Botero: Danseuse
Uno dei problemi che tocca da
vicino il mondo giovanile è il culto della bellezza e della perfezione. Siamo
dunque diventati figli dell’immagine, dell’apparire, del sembrare? Tale è ciò
che si percepisce, guardandosi intorno. Alla richiesta incessante del
cellulare, precocemente avanzata, si è aggiunta la richiesta di “rifarsi”, frutto
della propaganda filtrata attraverso ragazze bellissime, perfette in tutti i
connotati anatomici, tale da far sentire inferiore o addirittura diversa chi
non è tale. Non si può fare carriera, ci vuole presenza; non basta
l’intelligenza, ci vuole la velina; che poi abbia tanto di cervello, non
interessa nessuno; ci vuole la prestanza, il fisico adatto, un bel seno e
altro, tutto perfetto altrimenti non entri, non sei guardata, non sei
richiesta; un messaggio subdolo, non
rispondente al vero, da cui pochi si salvano,
ma che passa e che viene assorbito da chi in età giovanile non ha ancora
un’identità definita, che non riesce a sottrarsi a tali messaggi, che
guardandosi allo specchio non sa accettare il proprio corpo, perché mancano
cinque centimetri di altezza, c’è più
del peso necessario, che giudica troppo piccolo il proprio seno.

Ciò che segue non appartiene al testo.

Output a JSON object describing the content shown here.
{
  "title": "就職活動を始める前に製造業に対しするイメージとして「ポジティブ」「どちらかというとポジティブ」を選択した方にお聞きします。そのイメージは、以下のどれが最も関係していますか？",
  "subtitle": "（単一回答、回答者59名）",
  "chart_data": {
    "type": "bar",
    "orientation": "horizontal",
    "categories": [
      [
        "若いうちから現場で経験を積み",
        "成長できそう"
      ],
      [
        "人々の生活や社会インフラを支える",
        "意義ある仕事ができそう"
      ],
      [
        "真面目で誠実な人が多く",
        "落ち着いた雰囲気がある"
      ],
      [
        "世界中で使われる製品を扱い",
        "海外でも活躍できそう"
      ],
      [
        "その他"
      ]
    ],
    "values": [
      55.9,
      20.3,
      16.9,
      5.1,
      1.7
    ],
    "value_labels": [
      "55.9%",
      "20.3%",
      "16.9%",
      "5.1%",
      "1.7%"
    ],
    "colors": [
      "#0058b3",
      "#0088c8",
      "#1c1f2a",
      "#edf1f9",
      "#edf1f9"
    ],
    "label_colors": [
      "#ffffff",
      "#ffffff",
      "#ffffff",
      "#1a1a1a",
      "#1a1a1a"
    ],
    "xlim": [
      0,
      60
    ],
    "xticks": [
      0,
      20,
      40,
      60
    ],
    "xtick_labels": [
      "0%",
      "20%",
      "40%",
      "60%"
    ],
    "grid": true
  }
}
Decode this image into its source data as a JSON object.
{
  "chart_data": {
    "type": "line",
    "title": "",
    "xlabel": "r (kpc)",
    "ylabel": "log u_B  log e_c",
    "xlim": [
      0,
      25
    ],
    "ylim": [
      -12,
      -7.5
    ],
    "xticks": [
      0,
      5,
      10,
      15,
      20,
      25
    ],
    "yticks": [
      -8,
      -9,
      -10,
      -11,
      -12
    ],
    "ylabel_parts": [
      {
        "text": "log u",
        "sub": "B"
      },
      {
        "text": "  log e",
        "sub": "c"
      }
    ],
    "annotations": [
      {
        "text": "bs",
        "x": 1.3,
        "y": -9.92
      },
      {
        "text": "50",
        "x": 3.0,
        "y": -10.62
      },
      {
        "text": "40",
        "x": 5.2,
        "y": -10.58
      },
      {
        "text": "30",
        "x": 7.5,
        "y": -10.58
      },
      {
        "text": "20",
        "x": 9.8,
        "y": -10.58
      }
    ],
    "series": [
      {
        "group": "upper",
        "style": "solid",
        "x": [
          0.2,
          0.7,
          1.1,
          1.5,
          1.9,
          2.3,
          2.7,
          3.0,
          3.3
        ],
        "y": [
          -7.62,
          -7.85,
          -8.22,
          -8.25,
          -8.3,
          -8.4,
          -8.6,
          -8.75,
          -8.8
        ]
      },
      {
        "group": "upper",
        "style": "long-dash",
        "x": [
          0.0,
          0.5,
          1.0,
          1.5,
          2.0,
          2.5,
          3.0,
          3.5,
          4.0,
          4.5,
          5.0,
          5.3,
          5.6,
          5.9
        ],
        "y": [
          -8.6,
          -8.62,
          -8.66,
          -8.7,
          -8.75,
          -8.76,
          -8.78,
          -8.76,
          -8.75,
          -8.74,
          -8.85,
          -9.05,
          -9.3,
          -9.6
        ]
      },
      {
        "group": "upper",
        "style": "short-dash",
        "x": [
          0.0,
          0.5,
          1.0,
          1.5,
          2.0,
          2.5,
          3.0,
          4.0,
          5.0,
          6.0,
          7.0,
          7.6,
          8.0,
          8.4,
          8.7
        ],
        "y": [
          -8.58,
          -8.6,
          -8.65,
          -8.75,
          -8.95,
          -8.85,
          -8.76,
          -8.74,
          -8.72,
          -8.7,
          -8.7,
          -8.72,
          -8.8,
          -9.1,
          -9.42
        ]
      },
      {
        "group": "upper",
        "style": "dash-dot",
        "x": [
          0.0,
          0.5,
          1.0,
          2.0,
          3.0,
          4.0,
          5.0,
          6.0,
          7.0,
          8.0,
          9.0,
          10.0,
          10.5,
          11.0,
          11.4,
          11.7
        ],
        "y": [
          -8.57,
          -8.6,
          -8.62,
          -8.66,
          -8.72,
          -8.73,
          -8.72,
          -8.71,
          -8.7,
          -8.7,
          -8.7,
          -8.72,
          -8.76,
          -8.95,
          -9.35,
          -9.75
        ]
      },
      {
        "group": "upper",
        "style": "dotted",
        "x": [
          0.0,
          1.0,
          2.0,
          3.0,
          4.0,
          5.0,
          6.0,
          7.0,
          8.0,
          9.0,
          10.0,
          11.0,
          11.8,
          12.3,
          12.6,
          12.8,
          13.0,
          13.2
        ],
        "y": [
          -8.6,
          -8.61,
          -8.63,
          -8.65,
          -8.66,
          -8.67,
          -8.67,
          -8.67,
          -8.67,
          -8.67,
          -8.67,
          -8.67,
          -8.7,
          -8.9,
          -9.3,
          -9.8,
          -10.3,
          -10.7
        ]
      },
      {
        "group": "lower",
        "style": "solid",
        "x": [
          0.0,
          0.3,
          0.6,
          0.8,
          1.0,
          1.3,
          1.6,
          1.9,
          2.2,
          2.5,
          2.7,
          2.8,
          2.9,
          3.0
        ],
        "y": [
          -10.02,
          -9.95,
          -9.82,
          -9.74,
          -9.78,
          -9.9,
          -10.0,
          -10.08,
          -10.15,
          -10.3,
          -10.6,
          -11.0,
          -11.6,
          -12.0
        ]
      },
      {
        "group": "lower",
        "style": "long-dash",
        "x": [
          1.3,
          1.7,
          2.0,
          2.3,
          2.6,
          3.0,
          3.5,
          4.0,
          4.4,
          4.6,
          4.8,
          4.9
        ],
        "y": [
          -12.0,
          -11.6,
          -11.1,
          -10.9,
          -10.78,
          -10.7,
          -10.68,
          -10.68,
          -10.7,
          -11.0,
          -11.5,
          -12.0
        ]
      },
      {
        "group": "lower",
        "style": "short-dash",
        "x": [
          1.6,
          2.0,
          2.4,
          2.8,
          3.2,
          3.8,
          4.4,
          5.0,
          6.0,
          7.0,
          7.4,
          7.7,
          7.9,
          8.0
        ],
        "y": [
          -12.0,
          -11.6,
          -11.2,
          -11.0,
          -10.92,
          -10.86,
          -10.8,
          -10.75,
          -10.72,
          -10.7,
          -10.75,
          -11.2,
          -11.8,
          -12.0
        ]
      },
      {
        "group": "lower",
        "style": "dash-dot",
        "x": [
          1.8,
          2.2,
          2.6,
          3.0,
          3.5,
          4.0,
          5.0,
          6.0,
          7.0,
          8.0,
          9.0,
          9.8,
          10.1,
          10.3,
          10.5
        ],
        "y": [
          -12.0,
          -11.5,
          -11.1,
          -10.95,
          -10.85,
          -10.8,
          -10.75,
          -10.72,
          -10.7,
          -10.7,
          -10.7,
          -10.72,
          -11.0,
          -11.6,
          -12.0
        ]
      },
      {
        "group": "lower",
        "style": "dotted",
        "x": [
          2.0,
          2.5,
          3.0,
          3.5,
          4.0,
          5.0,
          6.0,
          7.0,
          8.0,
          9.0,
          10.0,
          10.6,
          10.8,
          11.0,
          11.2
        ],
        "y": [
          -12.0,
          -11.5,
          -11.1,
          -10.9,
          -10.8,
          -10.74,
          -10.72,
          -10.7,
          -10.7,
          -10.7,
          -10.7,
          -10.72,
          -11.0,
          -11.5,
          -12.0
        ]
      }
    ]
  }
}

Importanti sono i sedici anni; si
è già da tempo donne, si incomincia a definire la propria personalità, ma
invece di rivolgere lo sguardo verso se stessi, a prendere contatto col proprio
corpo e a diventarne complici, a scoprire in esso le pulsioni dell’amore, di
quel sentimento che nulla ha a che fare con la bellezza artificialmente
costruita, a capire che la bellezza è altro, che si può catturare uno sguardo
col cuore, che esistono sentimenti veri che nulla hanno da spartire col
bisturi, a sedici anni oggi si chiede in regalo di “rifarsi”. E qui crolla il
mondo degli adulti, spesso consenzienti
perché certi di regalare la felicità. È
questo oggi l’aspetto più deteriore di
una società che ha fatto dell’immagine un culto, senza considerare il danno
irreparabile che tale idolatria provoca
sui giovani: rapporto col cibo e di qui l’anoressia, il rifiuto di se
stessi, il confronto, l’invidia, l’isolamento, la selezione; giornali, strumenti mediatici, trasmissioni
televisive, pubblicità, tutto parla di immagini che inneggiano al culto del
corpo, in modo spudorato, senza la minima considerazione di ciò che esse
provocano e dei danni irreparabili che ne conseguono. Argomenti questi
importantissimi, che riguardano il mondo
giovanile, al maschile e al femminile, e che devono essere affrontati insieme
in ogni sfera sociale, dalla famiglia alla scuola, per demolire i falsi miti
che imperversano, per insegnare a maschi e femmine, fin da piccoli, inseriti
nella stessa classe, il rispetto delle identità, dell’unicità e
della reciprocità; dimostrando col dialogo
che quelle immagini sono soltanto una mistificazione della realtà, che l’omologazione annulla l’identità, che la
società è bella perché è varia nei suoi modelli, che un’imperfezione può essere
il miglior indice di gradevolezza, che il concetto di perfezione esasperato,
può portare ad altre forme di degenerazione, come la storia stessa ci insegna.